A roller coaster, shown in Fig. 8-29 (h1 = 40 m, h2 = 16 m, h3 = 28 m), is pulled up to point A where it and its screaming occupants are released from rest. Assuming no friction, calculate the speed at points B, C, D

I got the equation mgh+.5v2=mgh=.5v^2 and i keep getting it wrong.



A 75 kg trampoline artist jumps vertically upward from the top of a platform with a speed of 3.5 m/s.

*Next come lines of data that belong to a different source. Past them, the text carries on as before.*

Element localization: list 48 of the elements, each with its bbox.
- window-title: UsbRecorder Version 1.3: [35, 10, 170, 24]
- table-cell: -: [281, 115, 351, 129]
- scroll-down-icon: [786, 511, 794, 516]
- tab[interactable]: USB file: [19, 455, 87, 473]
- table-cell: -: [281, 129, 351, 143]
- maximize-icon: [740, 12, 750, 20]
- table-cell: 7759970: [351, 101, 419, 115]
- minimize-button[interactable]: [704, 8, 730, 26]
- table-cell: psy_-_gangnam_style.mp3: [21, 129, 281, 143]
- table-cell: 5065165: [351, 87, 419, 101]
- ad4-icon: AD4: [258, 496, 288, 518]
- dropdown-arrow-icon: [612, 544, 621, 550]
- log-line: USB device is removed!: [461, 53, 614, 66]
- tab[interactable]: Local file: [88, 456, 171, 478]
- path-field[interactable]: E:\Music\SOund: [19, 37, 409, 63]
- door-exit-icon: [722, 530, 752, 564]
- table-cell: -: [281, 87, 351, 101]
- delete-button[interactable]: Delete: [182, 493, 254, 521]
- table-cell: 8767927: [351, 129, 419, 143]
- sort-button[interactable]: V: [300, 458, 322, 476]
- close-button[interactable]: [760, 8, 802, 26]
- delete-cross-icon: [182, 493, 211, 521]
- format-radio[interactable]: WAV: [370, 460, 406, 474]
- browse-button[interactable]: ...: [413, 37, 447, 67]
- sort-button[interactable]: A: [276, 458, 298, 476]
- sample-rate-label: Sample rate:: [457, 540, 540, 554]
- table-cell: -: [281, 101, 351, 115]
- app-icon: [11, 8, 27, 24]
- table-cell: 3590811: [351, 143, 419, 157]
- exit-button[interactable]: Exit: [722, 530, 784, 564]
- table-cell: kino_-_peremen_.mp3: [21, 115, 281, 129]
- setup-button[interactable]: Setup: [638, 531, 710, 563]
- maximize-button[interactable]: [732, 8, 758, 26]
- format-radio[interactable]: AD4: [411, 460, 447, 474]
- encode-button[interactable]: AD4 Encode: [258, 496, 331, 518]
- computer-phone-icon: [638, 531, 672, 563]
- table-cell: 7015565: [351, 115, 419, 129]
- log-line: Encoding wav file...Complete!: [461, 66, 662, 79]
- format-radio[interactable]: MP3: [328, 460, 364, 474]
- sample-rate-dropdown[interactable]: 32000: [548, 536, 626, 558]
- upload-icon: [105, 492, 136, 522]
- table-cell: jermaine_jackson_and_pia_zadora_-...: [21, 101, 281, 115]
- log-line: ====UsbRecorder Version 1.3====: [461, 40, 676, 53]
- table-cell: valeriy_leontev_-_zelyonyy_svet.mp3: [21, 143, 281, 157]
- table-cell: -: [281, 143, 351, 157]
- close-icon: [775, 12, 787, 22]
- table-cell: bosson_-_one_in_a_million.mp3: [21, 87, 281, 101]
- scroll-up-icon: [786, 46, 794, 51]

How fast is he going as he lands on the trampoline, 2 m below?
m/s

( If the trampoline behaves like a spring of spring constant 5.2 x 10^4 N/m, how far does he depress it?
m

Hi, as with your other problem it should be mgh=1/2*mv^2 but the h in question is the difference in heights between points A and B, B and C, and C and D.
I can't see the picture but suspect that A is 40m above B which is 16m below C which itself is 28m above D.
In this case by point B, 1/2*mv^2 = 40mg or v^2= 80g so v will be about 28m/s. If you apply the same process to the next stage of the ride you should notice a deceleration of 40% (due to going up 40% of initial drop) - and this must be ADDED to the inital speed (28ish) to get the speed at point C. Alternatively you can think of the first two sections of track as one larger section and do your mgh=1/2*mv^2 for the overall. This is probably the best way to check you figures so do it a section at a time and then do the whole thing.
If I have got the shape all wrong or if this is no help then try the Mechanics section of:

http://forum.physorg.com/index.php?showtopic=3761

The second part is again about the artist turning his initial kinetic energy into potential, and it then being turned back into kinetic during his downward motion.
Because the mass is a factor of both equations it can be ignored to begin with hence
gh = 1/2*v^2 so h = 12.25/2g or .6m ish up from initial point. Now you need to work out speed after (2m + answer a) drop.